# Meet Cheep the baby robin!



## BudgieBudds (Feb 15, 2014)

Hey everyone!

So I thought I would share of few pictures of the baby robin who "visits" me from time to time. This little guy is a fledgling and loves to hop around my yard and practice flying! He often sits on my porch looking as cute as can be! I've nicknamed him "Cheep" since that's what he loves to do! 

Hope you all enjoy!


----------



## FaeryBee (May 9, 2011)

*Awww, little Cheep is a cutie! Thanks for sharing him with us, Rachel. :hug:*


----------



## aluz (Jul 24, 2011)

It's really sweet that you got the privilege to actually see your little visitor grow, Cheep is gorgeous (love his tummy pattern) and very cute as well! 
Thanks for sharing the pics.


----------



## BudgieBudds (Feb 15, 2014)

Thanks Deb and aluz! He really is a cutie  I definitely enjoy seeing him every day and watching him grow!


----------



## Budget baby (Jan 1, 2013)

How wonderful to be able to have a wonder of nature share his journey with you .He is very cute and looks to be very well too.


----------



## BudgieBudds (Feb 15, 2014)

Thanks Cathy  It really is awesome!


----------



## Jonah (Feb 3, 2013)

Thanks for sharing such sweet pictures with us Rachel....


----------



## Vargur (May 4, 2013)

American robin?

so cute!!


----------



## budgiebabie (May 8, 2014)

So nice you have been able to watch him grow. Little cutie.


----------



## BudgieBudds (Feb 15, 2014)

Thanks guys! And yes Vargur, it is an american robin


----------



## eduardo (Jul 24, 2011)

*What a little cutie! What does he eat? Do you give him seeds, or does he feed on bugs?*


----------



## runnergirl (Mar 26, 2014)

How sweet! I love when I have wild birds frequent enough I recognize them.


----------



## BudgieBudds (Feb 15, 2014)

Dee, I don't feed him. He's wild, not mine. I do see his parents bringing him worms often but other than that I really don't know...


----------



## BudgieBudds (Feb 15, 2014)

Malia, I love it! It really is special


----------



## despoinaki (Aug 4, 2012)

This is a very cute little bird! You'll have the chance to watch it grow and be a beautiful bird! Now I've seen the American Robin, I can tell that there are differencies between our Robin here ( European Robin) and the American one, see? 

Here in Greece we call it "Red throated bird"


----------



## BudgieBudds (Feb 15, 2014)

Wow Despina!
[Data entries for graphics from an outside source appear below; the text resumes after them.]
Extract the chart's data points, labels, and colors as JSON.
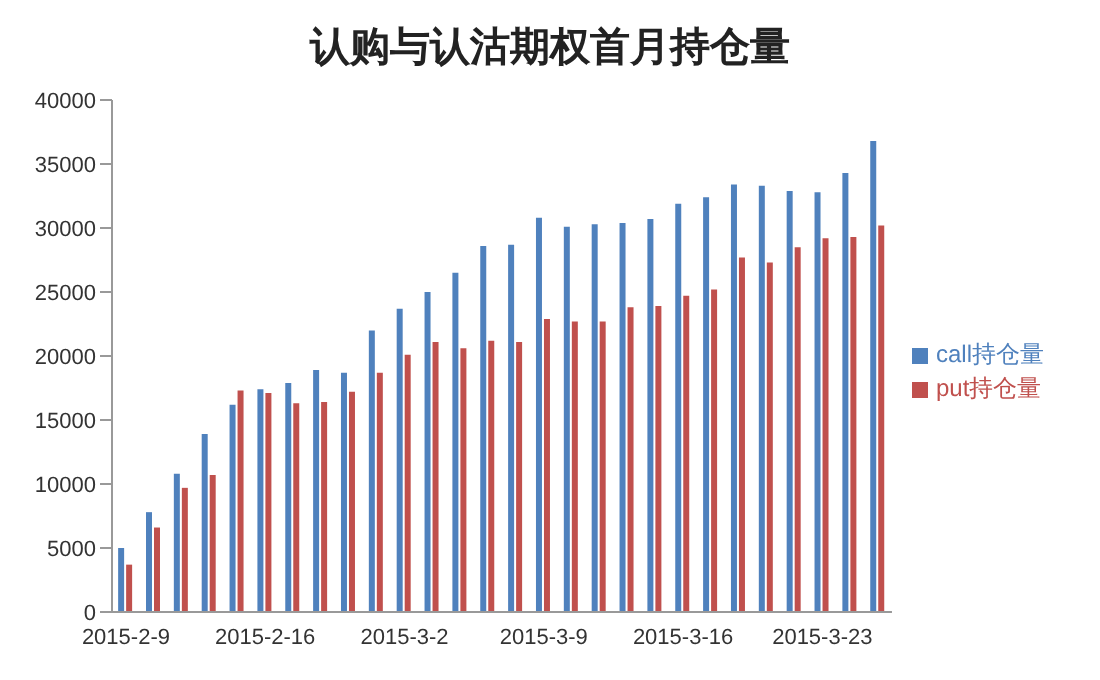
{
  "chart_data": {
    "type": "bar",
    "title": "认购与认沽期权首月持仓量",
    "categories": [
      "2015-2-9",
      null,
      null,
      null,
      null,
      "2015-2-16",
      null,
      null,
      null,
      null,
      "2015-3-2",
      null,
      null,
      null,
      null,
      "2015-3-9",
      null,
      null,
      null,
      null,
      "2015-3-16",
      null,
      null,
      null,
      null,
      "2015-3-23",
      null,
      null
    ],
    "series": [
      {
        "name": "call持仓量",
        "color": "#4f81bd",
        "values": [
          5000,
          7800,
          10800,
          13900,
          16200,
          17400,
          17900,
          18900,
          18700,
          22000,
          23700,
          25000,
          26500,
          28600,
          28700,
          30800,
          30100,
          30300,
          30400,
          30700,
          31900,
          32400,
          33400,
          33300,
          32900,
          32800,
          34300,
          36800
        ]
      },
      {
        "name": "put持仓量",
        "color": "#c0504d",
        "values": [
          3700,
          6600,
          9700,
          10700,
          17300,
          17100,
          16300,
          16400,
          17200,
          18700,
          20100,
          21100,
          20600,
          21200,
          21100,
          22900,
          22700,
          22700,
          23800,
          23900,
          24700,
          25200,
          27700,
          27300,
          28500,
          29200,
          29300,
          30200
        ]
      }
    ],
    "ylim": [
      0,
      40000
    ],
    "yticks": [
      0,
      5000,
      10000,
      15000,
      20000,
      25000,
      30000,
      35000,
      40000
    ],
    "grid": false,
    "legend": "right"
  }
}
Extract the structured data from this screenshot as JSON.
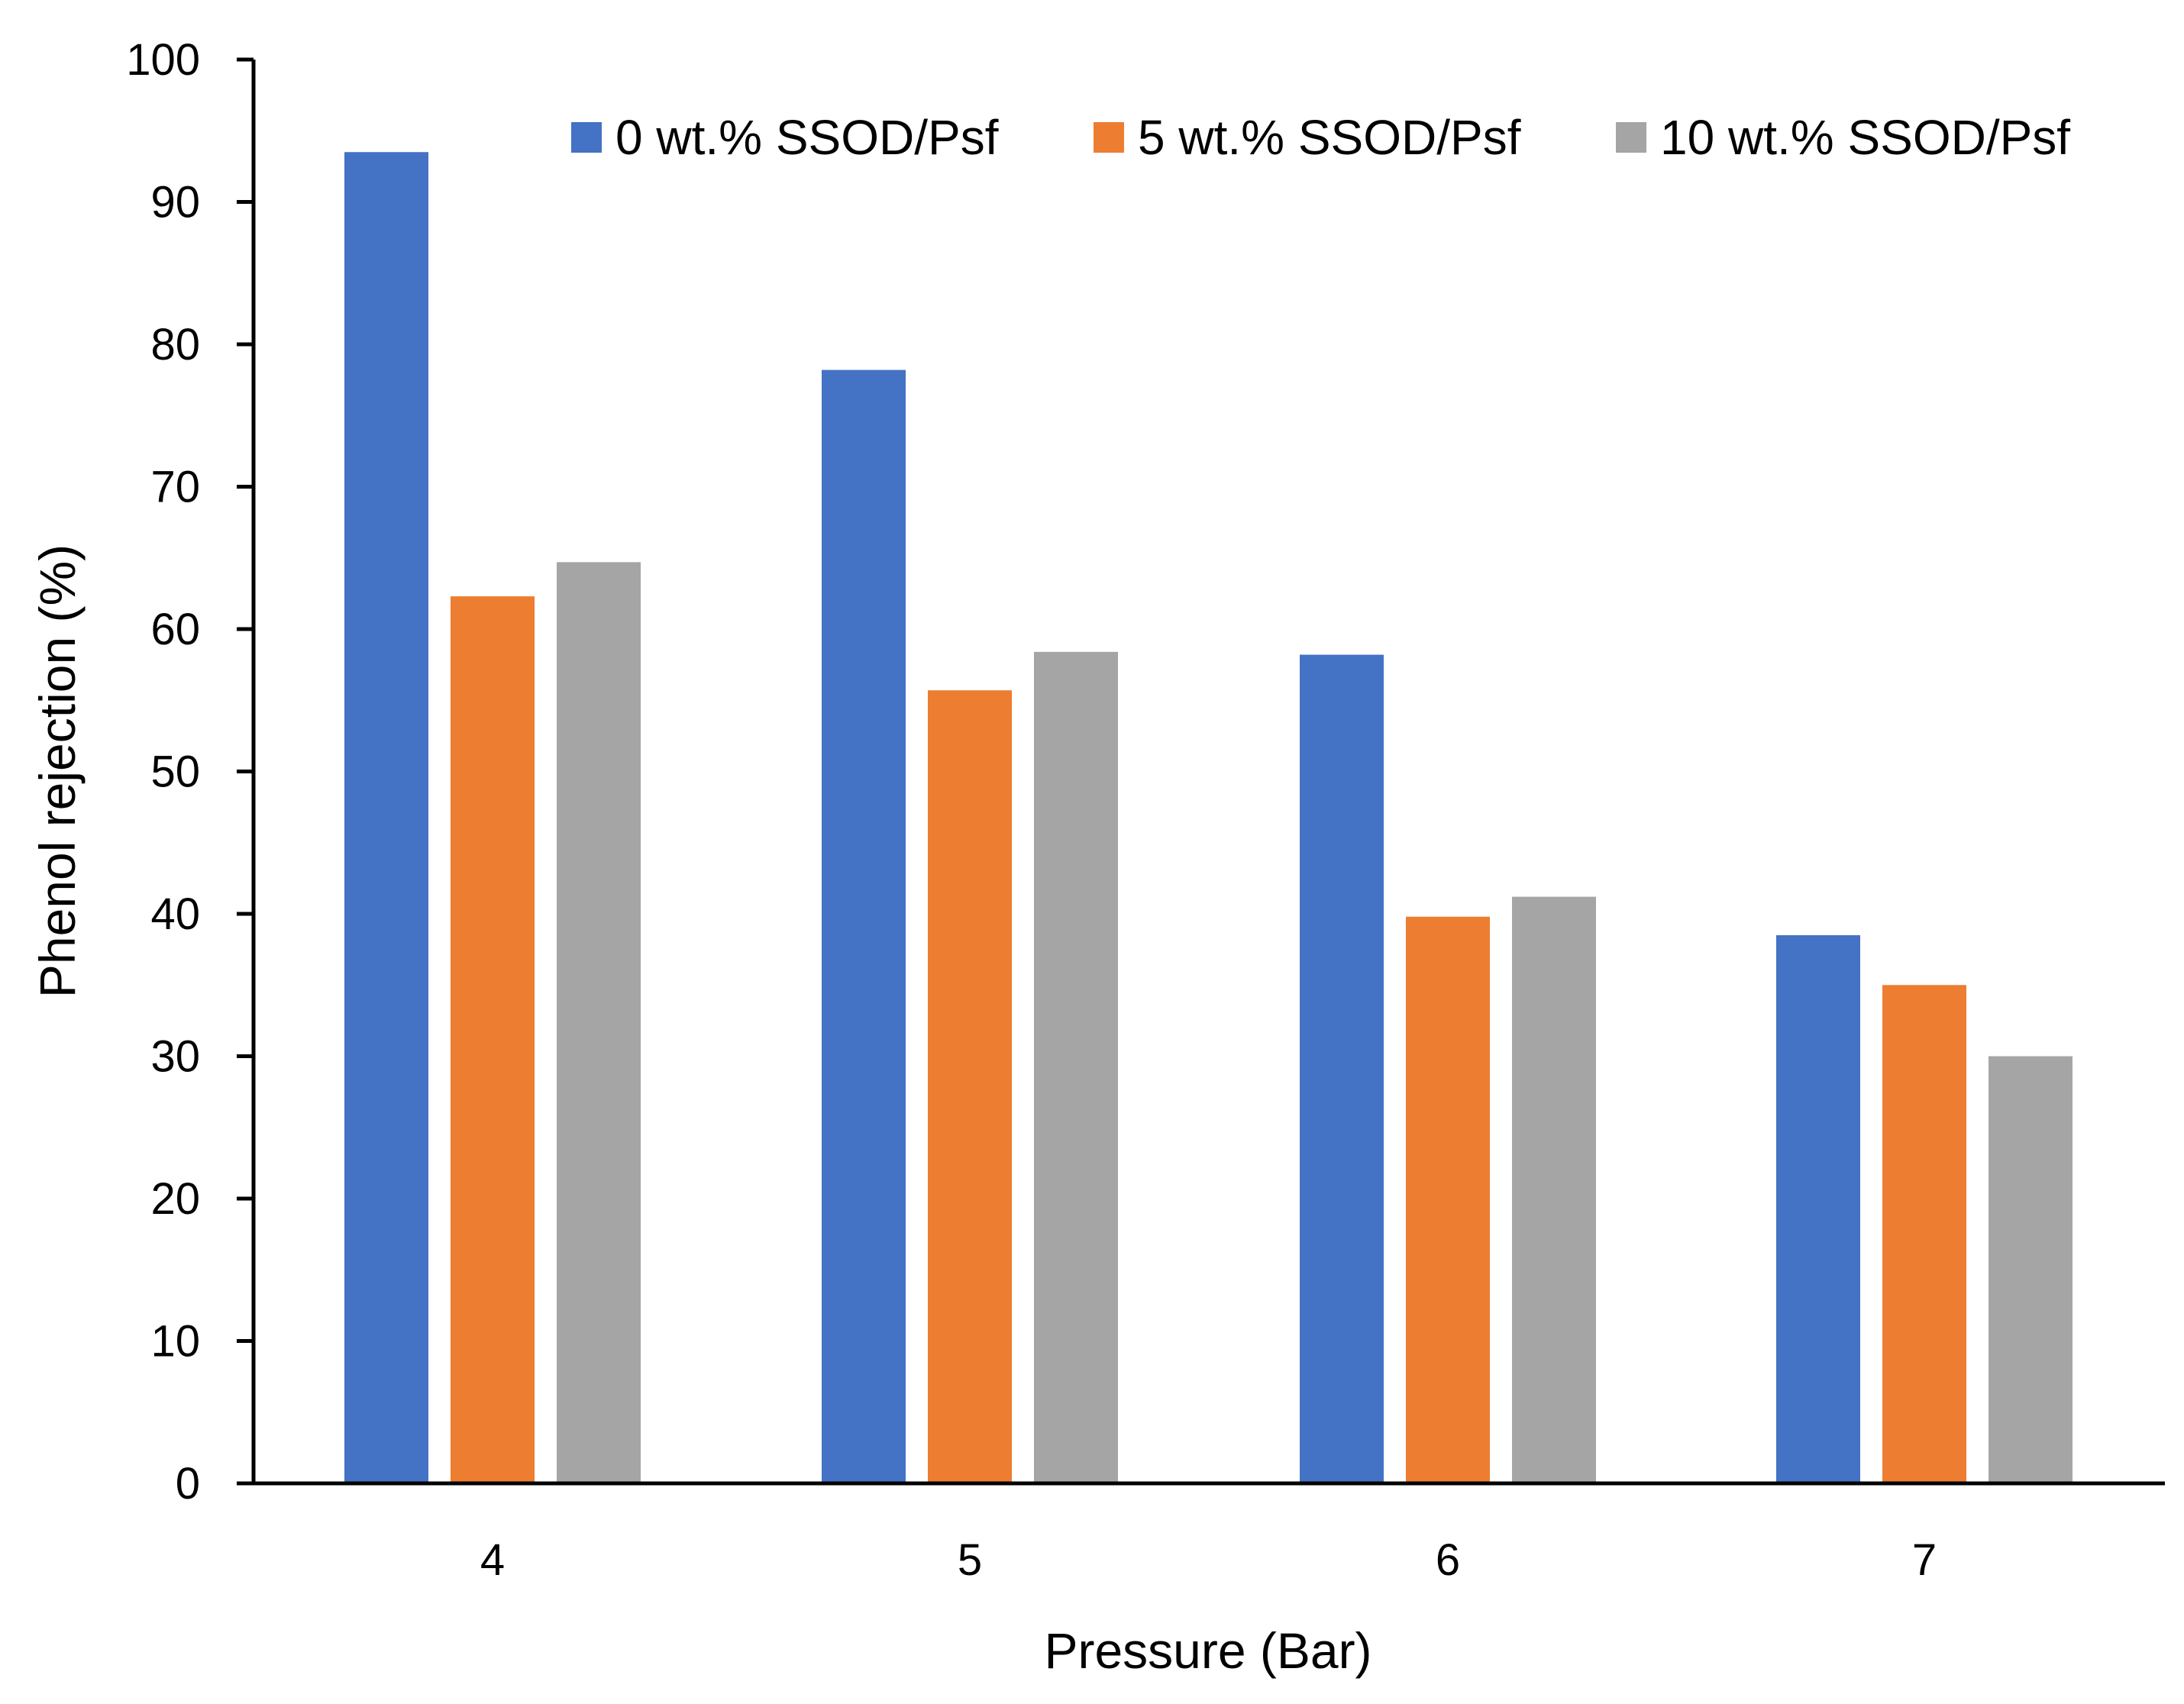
{
  "chart_data": {
    "type": "bar",
    "title": "",
    "xlabel": "Pressure (Bar)",
    "ylabel": "Phenol rejection (%)",
    "categories": [
      "4",
      "5",
      "6",
      "7"
    ],
    "series": [
      {
        "name": "0 wt.% SSOD/Psf",
        "color": "#4472C4",
        "values": [
          93.5,
          78.2,
          58.2,
          38.5
        ]
      },
      {
        "name": "5 wt.% SSOD/Psf",
        "color": "#ED7D31",
        "values": [
          62.3,
          55.7,
          39.8,
          35.0
        ]
      },
      {
        "name": "10 wt.% SSOD/Psf",
        "color": "#A5A5A5",
        "values": [
          64.7,
          58.4,
          41.2,
          30.0
        ]
      }
    ],
    "ylim": [
      0,
      100
    ],
    "yticks": [
      0,
      10,
      20,
      30,
      40,
      50,
      60,
      70,
      80,
      90,
      100
    ],
    "yticks_labels": [
      "0",
      "10",
      "20",
      "30",
      "40",
      "50",
      "60",
      "70",
      "80",
      "90",
      "100"
    ],
    "grid": false,
    "legend_position": "top"
  }
}
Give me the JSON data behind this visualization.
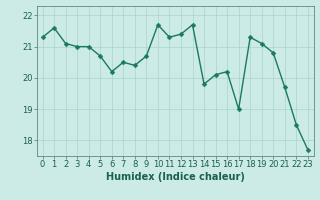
{
  "x": [
    0,
    1,
    2,
    3,
    4,
    5,
    6,
    7,
    8,
    9,
    10,
    11,
    12,
    13,
    14,
    15,
    16,
    17,
    18,
    19,
    20,
    21,
    22,
    23
  ],
  "y": [
    21.3,
    21.6,
    21.1,
    21.0,
    21.0,
    20.7,
    20.2,
    20.5,
    20.4,
    20.7,
    21.7,
    21.3,
    21.4,
    21.7,
    19.8,
    20.1,
    20.2,
    19.0,
    21.3,
    21.1,
    20.8,
    19.7,
    18.5,
    17.7
  ],
  "line_color": "#1a7a5e",
  "marker_color": "#1a7a5e",
  "bg_color": "#cceae6",
  "grid_color": "#aad4ce",
  "xlabel": "Humidex (Indice chaleur)",
  "ylim": [
    17.5,
    22.3
  ],
  "xlim": [
    -0.5,
    23.5
  ],
  "yticks": [
    18,
    19,
    20,
    21,
    22
  ],
  "xticks": [
    0,
    1,
    2,
    3,
    4,
    5,
    6,
    7,
    8,
    9,
    10,
    11,
    12,
    13,
    14,
    15,
    16,
    17,
    18,
    19,
    20,
    21,
    22,
    23
  ],
  "tick_label_color": "#1a5f52",
  "axis_color": "#5a8a80",
  "font_size_label": 7.0,
  "font_size_tick": 6.0,
  "line_width": 1.0,
  "marker_size": 2.5
}
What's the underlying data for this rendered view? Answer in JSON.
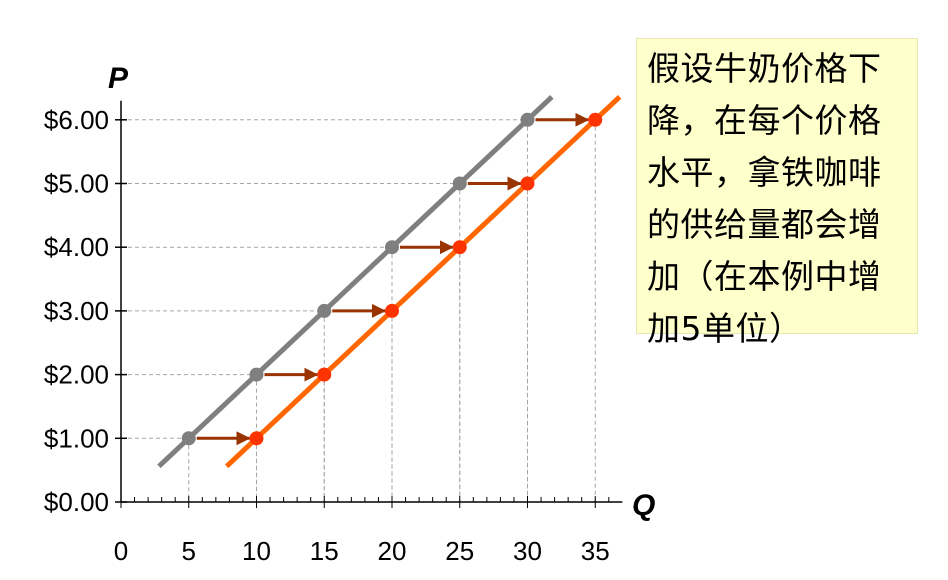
{
  "chart_data": {
    "type": "line",
    "xlabel": "Q",
    "ylabel": "P",
    "xlim": [
      0,
      35
    ],
    "ylim": [
      0,
      6
    ],
    "x_ticks": [
      "0",
      "5",
      "10",
      "15",
      "20",
      "25",
      "30",
      "35"
    ],
    "y_ticks": [
      "$0.00",
      "$1.00",
      "$2.00",
      "$3.00",
      "$4.00",
      "$5.00",
      "$6.00"
    ],
    "series": [
      {
        "color": "#7f7f7f",
        "points": [
          [
            5,
            1
          ],
          [
            10,
            2
          ],
          [
            15,
            3
          ],
          [
            20,
            4
          ],
          [
            25,
            5
          ],
          [
            30,
            6
          ]
        ]
      },
      {
        "color": "#ff6600",
        "points": [
          [
            10,
            1
          ],
          [
            15,
            2
          ],
          [
            20,
            3
          ],
          [
            25,
            4
          ],
          [
            30,
            5
          ],
          [
            35,
            6
          ]
        ]
      }
    ],
    "arrows": [
      {
        "from": [
          5,
          1
        ],
        "to": [
          10,
          1
        ]
      },
      {
        "from": [
          10,
          2
        ],
        "to": [
          15,
          2
        ]
      },
      {
        "from": [
          15,
          3
        ],
        "to": [
          20,
          3
        ]
      },
      {
        "from": [
          20,
          4
        ],
        "to": [
          25,
          4
        ]
      },
      {
        "from": [
          25,
          5
        ],
        "to": [
          30,
          5
        ]
      },
      {
        "from": [
          30,
          6
        ],
        "to": [
          35,
          6
        ]
      }
    ],
    "arrow_color": "#993300",
    "gridlines": "dashed guides to points",
    "annotation": "假设牛奶价格下降，在每个价格水平，拿铁咖啡的供给量都会增加（在本例中增加5单位）"
  }
}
That is a very cool looking bird! Much different then ours though I do have to say...So round!!


----------



## despoinaki (Aug 4, 2012)

it's a cutie!We get to see Robins during the winter here-that's why this guy is so fluffy-and they are amazing singers!


----------



## Budgiekeet (Mar 4, 2012)

Nice pictures every one . I now see where the term round robin may have come from.


----------



## Vargur (May 4, 2013)

despoinaki said:


> This is a very cute little bird! You'll have the chance to watch it grow and be a beautiful bird! Now I've seen the American Robin, I can tell that there are differencies between our Robin here ( European Robin) and the American one, see?
> 
> Here in Greece we call it "Red throated bird"


Thats because the American robin is a thrush, but the European robin is in the flycatcher family. 
I have yet to see the A.robin. I once saw E.robin. Both vagrants in Iceland.
Both very pretty.


----------



## Trimath (Jan 10, 2013)

Hi Rachel,
Cheep is absolutely adorable... you are so lucky to have him sharing your yard and your pics are excellent.Aren't all babies just so beautiful?


----------



## Owlet (Dec 26, 2010)

Thank you for sharing the pics. He is so cute!


----------



## BudgieBudds (Feb 15, 2014)

Thanks guys!


----------